The push to unionize home health care workers as public employees was a campaign that originated in the 1980s in California under the direction of the SEIU. Many organizers credit Craig Becker, then a law professor at the University of California-Los Angeles, for orchestrating the new strategy of categorizing employment status by looking at the source of funding of the employee. A co-founder of the controversial community-organizing group Acorn, Wade Rathke, has stated: “For my money, Craig’s signal contribution has been his work in crafting and executing the legal strategies and protections which have allowed the effective organization of informal workers, and by this I mean home health-care workers.”[82]
The first successful unionization of this kind involved the SEIU organizing in-home caregivers in Los Angeles County in 1999, though the attempt originally failed when the union tried to organize against the county government. A California court ruled that the county was neither an employer nor a joint employer of the in-home care providers because the county did not control the employment.[83]

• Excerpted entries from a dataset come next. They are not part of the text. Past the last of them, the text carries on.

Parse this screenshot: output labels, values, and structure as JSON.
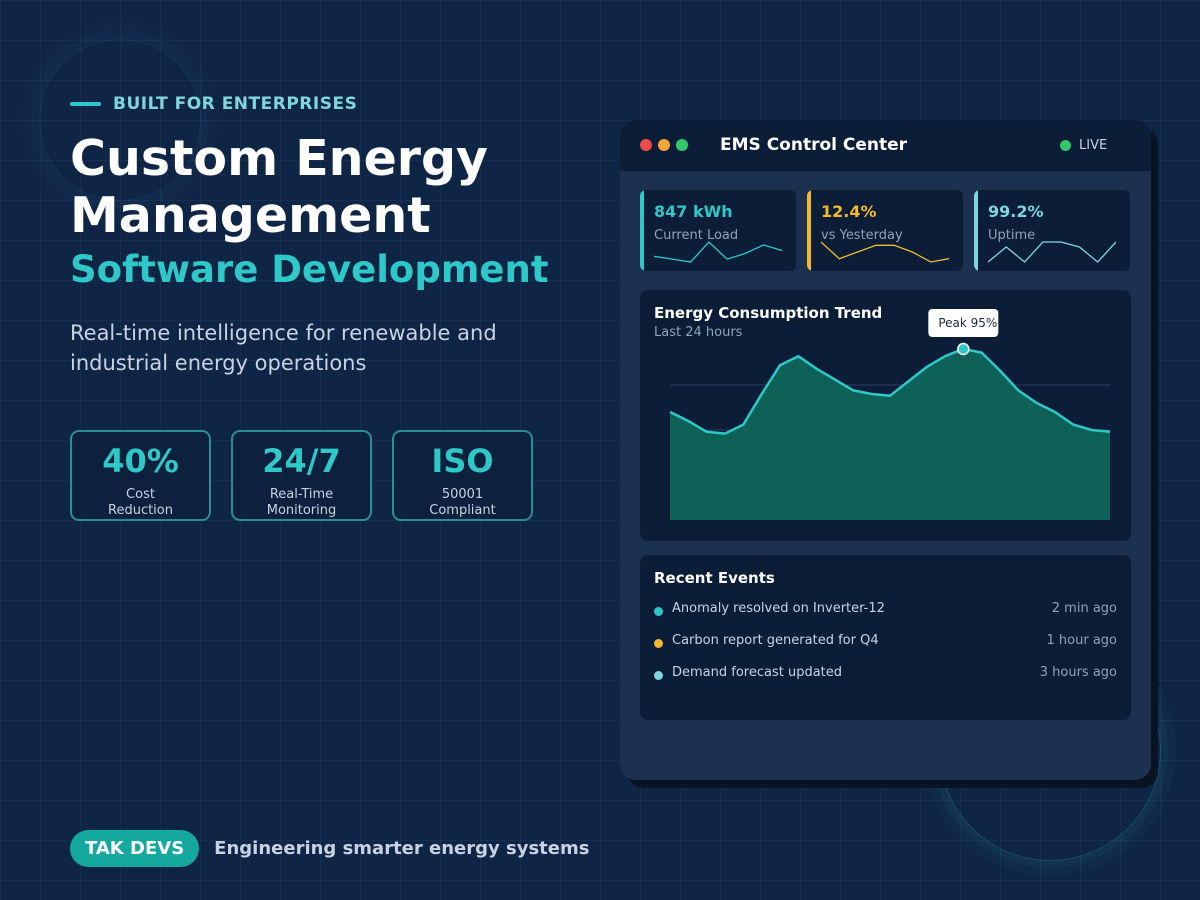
{
  "hero": {
    "eyebrow": "BUILT FOR ENTERPRISES",
    "title_line1": "Custom Energy",
    "title_line2": "Management",
    "subtitle": "Software Development",
    "description": "Real-time intelligence for renewable and industrial energy operations"
  },
  "stats": [
    {
      "value": "40%",
      "label": "Cost\nReduction"
    },
    {
      "value": "24/7",
      "label": "Real-Time\nMonitoring"
    },
    {
      "value": "ISO",
      "label": "50001\nCompliant"
    }
  ],
  "footer": {
    "brand": "TAK DEVS",
    "tagline": "Engineering smarter energy systems"
  },
  "dashboard": {
    "window_title": "EMS Control Center",
    "live_label": "LIVE",
    "kpis": [
      {
        "value": "847 kWh",
        "label": "Current Load",
        "color": "#2ec8c8",
        "sparkline": [
          4,
          3,
          2,
          9,
          3,
          5,
          8,
          6
        ]
      },
      {
        "value": "12.4%",
        "label": "vs Yesterday",
        "color": "#f4b92c",
        "sparkline": [
          8,
          3,
          5,
          7,
          7,
          5,
          2,
          3
        ]
      },
      {
        "value": "99.2%",
        "label": "Uptime",
        "color": "#7fd6dc",
        "sparkline": [
          4,
          7,
          4,
          8,
          8,
          7,
          4,
          8
        ]
      }
    ],
    "chart": {
      "title": "Energy Consumption Trend",
      "subtitle": "Last 24 hours",
      "tooltip": "Peak 95%"
    },
    "events": {
      "title": "Recent Events",
      "items": [
        {
          "text": "Anomaly resolved on Inverter-12",
          "time": "2 min ago",
          "color": "#2ec8c8"
        },
        {
          "text": "Carbon report generated for Q4",
          "time": "1 hour ago",
          "color": "#f4b92c"
        },
        {
          "text": "Demand forecast updated",
          "time": "3 hours ago",
          "color": "#7fd6dc"
        }
      ]
    }
  },
  "chart_data": {
    "type": "area",
    "title": "Energy Consumption Trend",
    "subtitle": "Last 24 hours",
    "x": [
      0,
      1,
      2,
      3,
      4,
      5,
      6,
      7,
      8,
      9,
      10,
      11,
      12,
      13,
      14,
      15,
      16,
      17,
      18,
      19,
      20,
      21,
      22,
      23,
      24
    ],
    "values": [
      60,
      55,
      49,
      48,
      53,
      70,
      86,
      91,
      84,
      78,
      72,
      70,
      69,
      77,
      85,
      91,
      95,
      93,
      83,
      72,
      65,
      60,
      53,
      50,
      49
    ],
    "ylim": [
      0,
      100
    ],
    "annotation": {
      "label": "Peak 95%",
      "x": 16,
      "y": 95
    },
    "grid": true,
    "color": "#2ec8c8",
    "fill": "#0e6157"
  }
}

The California Legislature subsequently enacted a statute that allowed counties to establish “by ordinance, a public authority to provide for the delivery of in-home supportive services.”[84] This public authority would be deemed “the employer of in-home supportive services personnel [who were] referred to [the home help care] recipients,” although the recipients would “retain the right to hire, fire, and supervise the work of any in-home supportive services personnel providing services to them.”[85] An organizing drive against one of these entities in Los Angeles County netted organized labor 74,000 additional members and was hailed as “[o]ne of the most significant gains in union membership in fifty years.”[86]
Similar organizing efforts spread on the West Coast, seeking to duplicate the success of the Californian organizing drive. The next state to allow the organization of in-home caregivers was Oregon, which did so through a 2000 ballot initiative to amend the state constitution.[87] Washington followed in 2001 after organizers implemented a voter-initiated ballot measure.[88] Illinois was the next state to enact such a policy, which it did on March 4, 2003, via an executive order signed by then-Gov. Rod Blagojevich.

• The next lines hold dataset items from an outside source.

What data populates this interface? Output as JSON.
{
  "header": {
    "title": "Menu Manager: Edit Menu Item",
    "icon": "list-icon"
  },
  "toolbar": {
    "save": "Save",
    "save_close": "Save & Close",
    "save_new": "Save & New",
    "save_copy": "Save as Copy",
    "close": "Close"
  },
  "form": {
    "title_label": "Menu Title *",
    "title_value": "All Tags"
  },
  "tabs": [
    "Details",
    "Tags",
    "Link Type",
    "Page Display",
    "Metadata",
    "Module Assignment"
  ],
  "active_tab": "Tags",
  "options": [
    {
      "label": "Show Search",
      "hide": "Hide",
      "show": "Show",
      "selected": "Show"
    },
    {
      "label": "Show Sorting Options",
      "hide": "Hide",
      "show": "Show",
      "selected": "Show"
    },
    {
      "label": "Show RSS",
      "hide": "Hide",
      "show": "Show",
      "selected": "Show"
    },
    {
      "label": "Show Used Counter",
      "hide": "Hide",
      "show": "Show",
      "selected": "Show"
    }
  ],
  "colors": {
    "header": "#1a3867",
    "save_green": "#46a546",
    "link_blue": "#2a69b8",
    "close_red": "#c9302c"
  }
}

In 2009, Illinois attempted to expand the range of in-home caregivers who would be unionized as government employees. However, a majority of participating caregivers rejected both the SEIU and AFSCME affiliate, and these caregivers were never unionized.

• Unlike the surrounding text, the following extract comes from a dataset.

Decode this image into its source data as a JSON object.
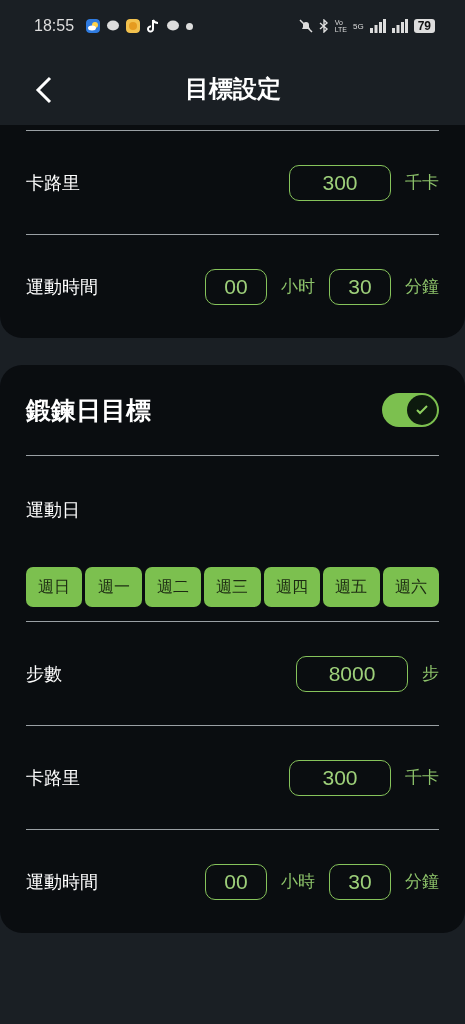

This new model of what constitutes a “public employee” was summarized by the National Women’s Law Center: “Notwithstanding the absence of a traditional employer-employee relationship, this model used the provider’s relationship with the state — receipt of payment from the state under a program administered by the state — as the nexus to find or fashion an ‘employer of record’ with whom to bargain.”[89]
This nontraditional approach has led to uncertain results for workers. In Michigan, the experimental nature of such unionization was acknowledged by a union official involved in organizing home-based day care providers (a unionization that was later ended by the Legislature). Nick Ciaramitaro, director of legislation and public policy for American Federation of State, County and Municipal Employees Council 25, wrote in an email: “Much of the [collective bargaining contract] however is dependent on legislative or administrative action by the state of Michigan. In many ways, this [day care provider unionization] is an experiment with little guidance from statute and virtually no administrative or judicial precedent to follow.”[90]